AI-2 of Aggregatibacter actinomycetemcomitans inhibits Candida albicans biofilm formation

Abstract

Aggregatibacter actinomycetemcomitans, a Gram-negative bacterium, and Candida albicans, a polymorphic fungus, are both commensals of the oral cavity but both are opportunistic pathogens that can cause oral diseases. A. actinomycetemcomitans produces a quorum-sensing molecule called autoinducer-2 (AI-2), synthesized by LuxS, that plays an important role in expression of virulence factors, in intra- but also in interspecies communication.
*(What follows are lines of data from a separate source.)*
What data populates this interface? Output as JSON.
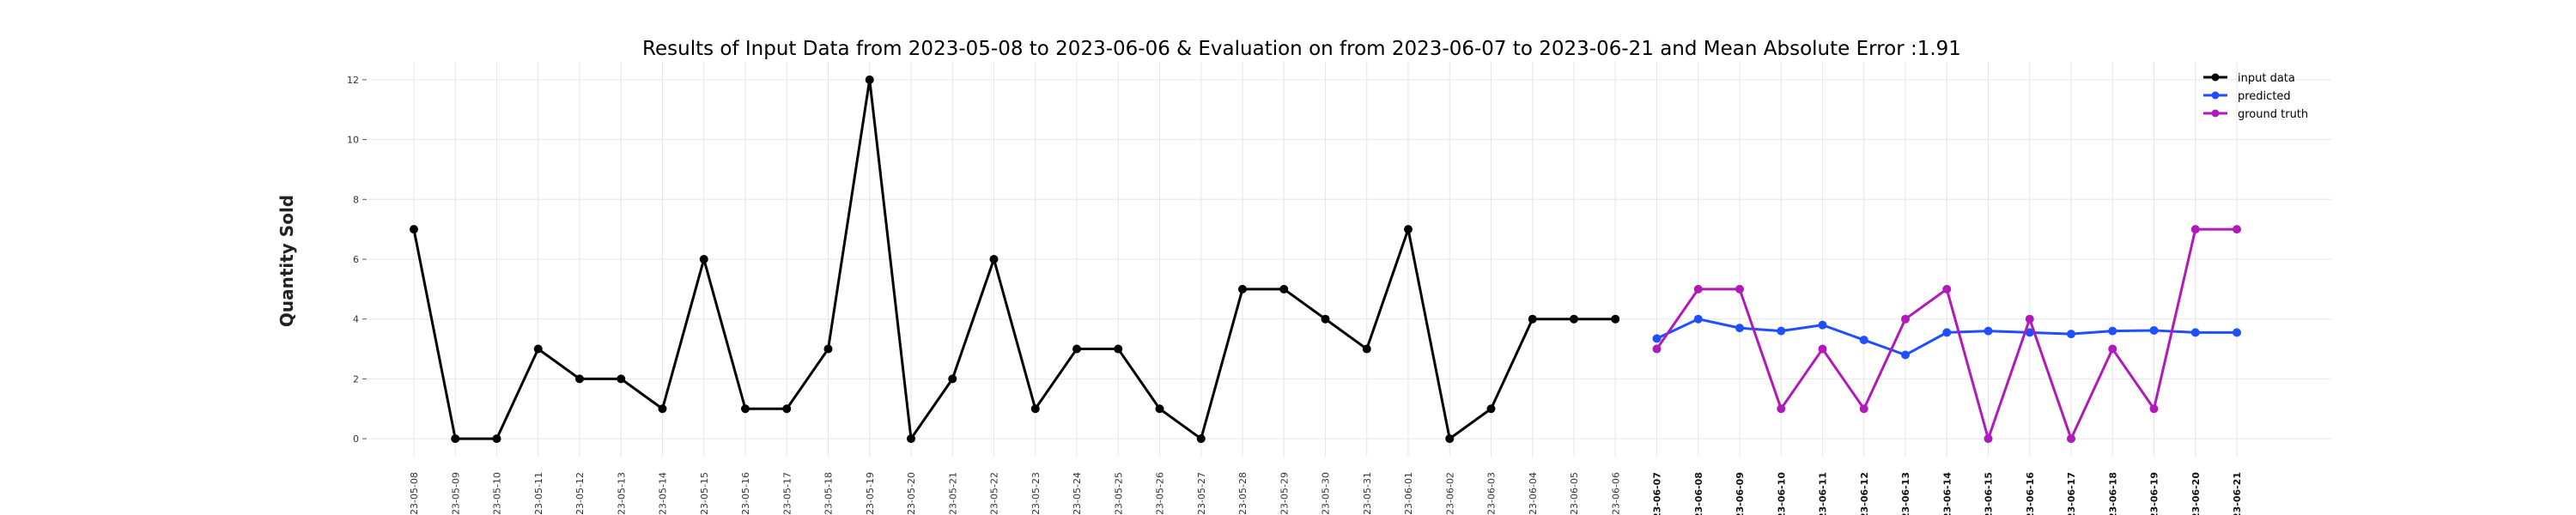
{
  "chart_data": {
    "type": "line",
    "title": "Results of Input Data from 2023-05-08 to 2023-06-06 & Evaluation on from 2023-06-07 to 2023-06-21 and Mean Absolute Error  :1.91",
    "xlabel": "",
    "ylabel": "Quantity Sold",
    "ylim": [
      -0.6,
      12.6
    ],
    "yticks": [
      0,
      2,
      4,
      6,
      8,
      10,
      12
    ],
    "grid": true,
    "legend_position": "top-right",
    "x_tick_labels": [
      "-23-05-08",
      "-23-05-09",
      "-23-05-10",
      "-23-05-11",
      "-23-05-12",
      "-23-05-13",
      "-23-05-14",
      "-23-05-15",
      "-23-05-16",
      "-23-05-17",
      "-23-05-18",
      "-23-05-19",
      "-23-05-20",
      "-23-05-21",
      "-23-05-22",
      "-23-05-23",
      "-23-05-24",
      "-23-05-25",
      "-23-05-26",
      "-23-05-27",
      "-23-05-28",
      "-23-05-29",
      "-23-05-30",
      "-23-05-31",
      "-23-06-01",
      "-23-06-02",
      "-23-06-03",
      "-23-06-04",
      "-23-06-05",
      "-23-06-06",
      "-23-06-07",
      "-23-06-08",
      "-23-06-09",
      "-23-06-10",
      "-23-06-11",
      "-23-06-12",
      "-23-06-13",
      "-23-06-14",
      "-23-06-15",
      "-23-06-16",
      "-23-06-17",
      "-23-06-18",
      "-23-06-19",
      "-23-06-20",
      "-23-06-21"
    ],
    "bold_tick_start": 30,
    "series": [
      {
        "name": "input data",
        "color": "#000000",
        "x": [
          "2023-05-08",
          "2023-05-09",
          "2023-05-10",
          "2023-05-11",
          "2023-05-12",
          "2023-05-13",
          "2023-05-14",
          "2023-05-15",
          "2023-05-16",
          "2023-05-17",
          "2023-05-18",
          "2023-05-19",
          "2023-05-20",
          "2023-05-21",
          "2023-05-22",
          "2023-05-23",
          "2023-05-24",
          "2023-05-25",
          "2023-05-26",
          "2023-05-27",
          "2023-05-28",
          "2023-05-29",
          "2023-05-30",
          "2023-05-31",
          "2023-06-01",
          "2023-06-02",
          "2023-06-03",
          "2023-06-04",
          "2023-06-05",
          "2023-06-06"
        ],
        "values": [
          7,
          0,
          0,
          3,
          2,
          2,
          1,
          6,
          1,
          1,
          3,
          12,
          0,
          2,
          6,
          1,
          3,
          3,
          1,
          0,
          5,
          5,
          4,
          3,
          7,
          0,
          1,
          4,
          4,
          4
        ]
      },
      {
        "name": "predicted",
        "color": "#1f4fff",
        "x": [
          "2023-06-07",
          "2023-06-08",
          "2023-06-09",
          "2023-06-10",
          "2023-06-11",
          "2023-06-12",
          "2023-06-13",
          "2023-06-14",
          "2023-06-15",
          "2023-06-16",
          "2023-06-17",
          "2023-06-18",
          "2023-06-19",
          "2023-06-20",
          "2023-06-21"
        ],
        "values": [
          3.35,
          4.0,
          3.7,
          3.6,
          3.8,
          3.3,
          2.8,
          3.55,
          3.6,
          3.55,
          3.5,
          3.6,
          3.62,
          3.55,
          3.55
        ]
      },
      {
        "name": "ground truth",
        "color": "#b01ab8",
        "x": [
          "2023-06-07",
          "2023-06-08",
          "2023-06-09",
          "2023-06-10",
          "2023-06-11",
          "2023-06-12",
          "2023-06-13",
          "2023-06-14",
          "2023-06-15",
          "2023-06-16",
          "2023-06-17",
          "2023-06-18",
          "2023-06-19",
          "2023-06-20",
          "2023-06-21"
        ],
        "values": [
          3,
          5,
          5,
          1,
          3,
          1,
          4,
          5,
          0,
          4,
          0,
          3,
          1,
          7,
          7
        ]
      }
    ]
  }
}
The aim of this study was to investigate the role of AI-2 based signaling in the interactions between C. albicans and A. actinomycetemcomitans. A. actinomycetemcomitans adhered to C. albicans and inhibited biofilm formation by means of a molecule that was secreted during growth. C. albicans biofilm formation increased significantly when co-cultured with A. actinomycetemcomitans luxS, lacking AI-2 production. Addition of wild-type-derived spent medium or synthetic AI-2 to spent medium of the luxS strain, restored inhibition of C. albicans biofilm formation to wild-type levels. Addition of synthetic AI-2 significantly inhibited hypha formation of C. albicans possibly explaining the inhibition of biofilm formation. AI-2 of A. actinomycetemcomitans is synthesized by LuxS, accumulates during growth and inhibits C. albicans hypha- and biofilm formation. Identifying the molecular mechanisms underlying the interaction between bacteria and fungi may provide important insight into the balance within complex oral microbial communities.
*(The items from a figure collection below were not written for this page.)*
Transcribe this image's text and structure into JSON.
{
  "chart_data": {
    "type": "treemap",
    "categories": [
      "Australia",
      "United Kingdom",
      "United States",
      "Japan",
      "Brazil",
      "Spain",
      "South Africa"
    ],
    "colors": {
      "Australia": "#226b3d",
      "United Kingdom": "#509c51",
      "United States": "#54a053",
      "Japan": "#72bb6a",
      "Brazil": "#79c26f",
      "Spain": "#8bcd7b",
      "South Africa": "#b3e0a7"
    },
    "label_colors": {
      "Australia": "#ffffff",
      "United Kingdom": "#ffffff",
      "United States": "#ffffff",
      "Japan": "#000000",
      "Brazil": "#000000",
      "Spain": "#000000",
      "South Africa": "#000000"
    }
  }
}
Keywords: interspecies interaction; oral microbiology; quorum sensing.

Figure 1

Real-time microscopic analysis of adhesion of A. actinomycetemcomitans to C. albicans SC5314. Hyphae of C. albicans SC5314 were allowed to form on the bottom of a microfluidics plate. Bacteria were stained with Syto9 and PI and allowed to adhere to C. albicans SC5314 while flowing at 0.5 dyne cm⁻². Images were captured every 30 s for a total of 10 min (montage shows images every 210 s). Images were edited for brightness and contrast.

Figure 2

AI-2 plays a role in biofilm formation of A. actinomyc-etemcomitans. Biofilm formation of A. actinomycetemcomitans luxS is restored to near wild-type levels by the addition of sterile spent medium (left panel) as well as by the addition of 100 nM synthetic DPD (right panel). ^*Indicates significantly different from control.

Figure 3

The effect of co-culture with A. actinomycetemcomitans on C. albicans ATCC 10231 biofilm formation. (A) C. albicans biofilms were grown without any bacteria or with A. actinomycetemcomitans wild-type or luxS mutant. Biofilm formation, quantified using the MTT assay, was measured after 24 h of growth. Data represent the mean and standard deviations of six biofilms grown on two separate occasions. (B) The effect of spent medium on co-cultures between C. albicans and A. actinomycetemcomitans luxS. Spent medium of A. actinomycetemcomitans wild-type cultures grown for different times was added to the mixed species culture of C. albicans and A. actinomycetemcomitans luxS. Biofilm formation was quantified after 24 h of growth using the MTT assay. The relative biofilm formation compared to C. albicans + A. actinomycetemcomitans luxS without any spent medium was calculated. Data represent the mean and standard deviations of six biofilms grown on two separate occasions. ^*Indicates significantly different from control.

Figure 4

Effect of synthetic DPD on C. albicans SC5134. Hypha-formation was induced by switching fresh cultures to 37°C for 3–4 h. Representative microscopic images show a decreased hypha formation (A = control, B = 0.1 μM DPD, C = 1.0 μM DPD; bar represent 40 μm for all images). Hyphae and yeast morphologies were counted and plotted as % of all cells (D). The results represent the mean of two independent experiments, each consisting of at least 100 cells per sample. Synthetic DPD added to spent medium of A. actinomycetemcomitans luxS inhibits C. albicans SC5314 biofilm formation (E). ^*Indicates significantly different from control.

Figure 5

Effect of spent medium of A. actinomycetemcomitans wt and luxS on preformed C. albicans ATCC 10231 biofilms. Biofilms of C. albicans were grown for 24 h after which they were exposed to spent medium of A. actinomycetemcomitans cultures of increasing age for an additional 24 h. Total amount of biofilm was determined using the MTT assay and results depict the averages of a total of 4 wells in 2 independent experiments. ^*Indicates significantly different from control as determined using a One-Way ANOVA followed by a TUKEY HSD test.